I was warm now the sun had risen, but in a flash of defiance, I lifted the blanket to cover my breasts. A cover I didn’t have when I first went to sleep. “You gave me a blanket. You wrapped me up.” I tilted my head. “You stroked my hair and kissed my—”

“You’re mistaken.” Unfolding his legs, he shoved away the empty chocolate wrappers that we’d devoured after he’d taken me on my belly and shot out the tailgate. Sun dappled his bare skin, dancing on silver scars, highlighting sinew and strength.

He was a beautiful man, even with his flaws.

He was rugged and untamed and far too similar to the bears and bobcats that prowled these parks. All he needed were claws and sharp teeth.

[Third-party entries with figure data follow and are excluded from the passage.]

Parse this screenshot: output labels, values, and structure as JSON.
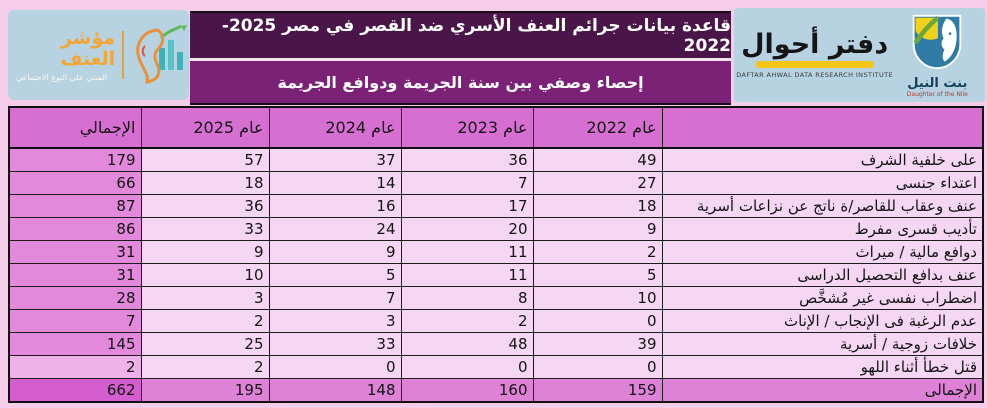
{
  "header": {
    "title": "قاعدة بيانات جرائم العنف الأسري ضد القصر في مصر 2025-2022",
    "subtitle": "إحصاء وصفي بين سنة الجريمة ودوافع الجريمة"
  },
  "logos": {
    "violence_index": {
      "title": "مؤشر العنف",
      "subtitle": "المبني على النوع الاجتماعي"
    },
    "daftar_ahwal": {
      "title": "دفتر أحوال",
      "caption": "DAFTAR AHWAL DATA RESEARCH INSTITUTE"
    },
    "bint_elnil": {
      "title": "بنت النيل",
      "caption": "Daughter of the Nile"
    }
  },
  "colors": {
    "band_dark": "#4a1548",
    "band_purple": "#7b2277",
    "header_row": "#d76fd3",
    "data_cell": "#f6d7f3",
    "total_column": "#e289dc",
    "total_row": "#de82d8",
    "grand_total": "#d45ecd",
    "page_background": "#f6cde8",
    "logo_background": "#b7d3e2"
  },
  "chart_data": {
    "type": "table",
    "title": "قاعدة بيانات جرائم العنف الأسري ضد القصر في مصر 2025-2022",
    "subtitle": "إحصاء وصفي بين سنة الجريمة ودوافع الجريمة",
    "columns": [
      "",
      "عام 2022",
      "عام 2023",
      "عام 2024",
      "عام 2025",
      "الإجمالي"
    ],
    "rows": [
      [
        "على خلفية الشرف",
        49,
        36,
        37,
        57,
        179
      ],
      [
        "اعتداء جنسى",
        27,
        7,
        14,
        18,
        66
      ],
      [
        "عنف وعقاب للقاصر/ة ناتج عن نزاعات أسرية",
        18,
        17,
        16,
        36,
        87
      ],
      [
        "تأديب قسرى مفرط",
        9,
        20,
        24,
        33,
        86
      ],
      [
        "دوافع مالية / ميراث",
        2,
        11,
        9,
        9,
        31
      ],
      [
        "عنف بدافع التحصيل الدراسى",
        5,
        11,
        5,
        10,
        31
      ],
      [
        "اضطراب نفسى غير مُشخَّص",
        10,
        8,
        7,
        3,
        28
      ],
      [
        "عدم الرغبة فى الإنجاب / الإناث",
        0,
        2,
        3,
        2,
        7
      ],
      [
        "خلافات زوجية / أسرية",
        39,
        48,
        33,
        25,
        145
      ],
      [
        "قتل خطأ أثناء اللهو",
        0,
        0,
        0,
        2,
        2
      ]
    ],
    "totals": [
      "الإجمالى",
      159,
      160,
      148,
      195,
      662
    ]
  }
}
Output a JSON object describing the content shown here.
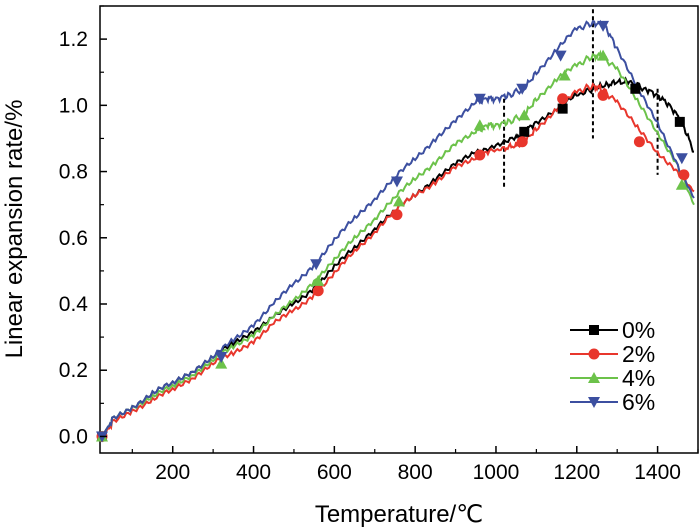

Stretching, he bent backward then dropped his hands to rake through his shaggy hair. Without looking back at me, he strode to the trees by the faded ribbon that’d survived the storm and snatched his damp pants from the branches.

Keeping his back to me, he went to put them on but swayed to the side. Stumbling, he tapped the side of his head with his palm as if trying to tune up a fuzzy frequency in his brain. Shaking his head, he tried again, slipping one leg then the other into the rain-wet clothing.